For the last two months, many people’s lives have looked similar as we stick with the same strict social distancing guidelines. As the world starts to reopen, our lives and choices will increasingly diverge, which I find both refreshing and deeply uncomfortable as loved ones and strangers make decisions different from mine.
We should try our best to be gracious and generous about these differences, because we’re all doing the best we can with the limited information we have.
My group text chain with cherished women friends from medical school has been particularly active over the last two months. We’re all physicians with the same amount of training and years of experience, yet we have drawn entirely different conclusions about what is right and how to balance our own quality of life with risks we take for our families, as well as risk we may pose to others.

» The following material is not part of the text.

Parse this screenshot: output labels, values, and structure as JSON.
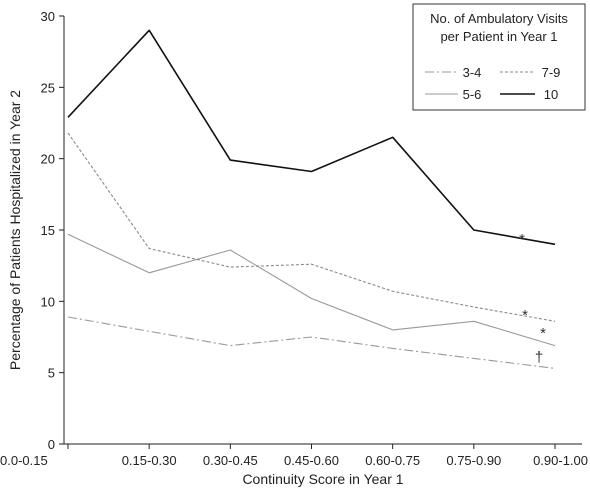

Some are seeing extended family or have expanded their “quarantine bubble” to close friends, others have not. One is hesitant to cross county lines to go for a hike, another drove from Idaho to Southern California to shelter in place with some sunshine and relaxation. After a series of texts last week about the ways we’re going stir crazy and considering loosening our restrictions, one of the wisest among us pointed out that we had entered the “bargaining” stage of the coronavirus grief response. She was absolutely right and yet, in this world of ambiguity that we’ll be entering for the foreseeable future, what other option do we have?
A few nights ago, as my husband and I spoke about planning a party for our 10-year anniversary a year from now, my 6-year old told us we couldn’t do it “because of coronavirus.” Before I left for work the other day, my three-year old cried when I hugged him with my clean scrubs on because he was worried I’d get him “dirty with the germs.”
Perhaps I should let them decide about the choices we’ll have to make in the coming months. After all, they have just as much information as I do.
Alison Block is a family physician, writer, and executive producer of The Nocturnists, a physician storytelling event series and podcast.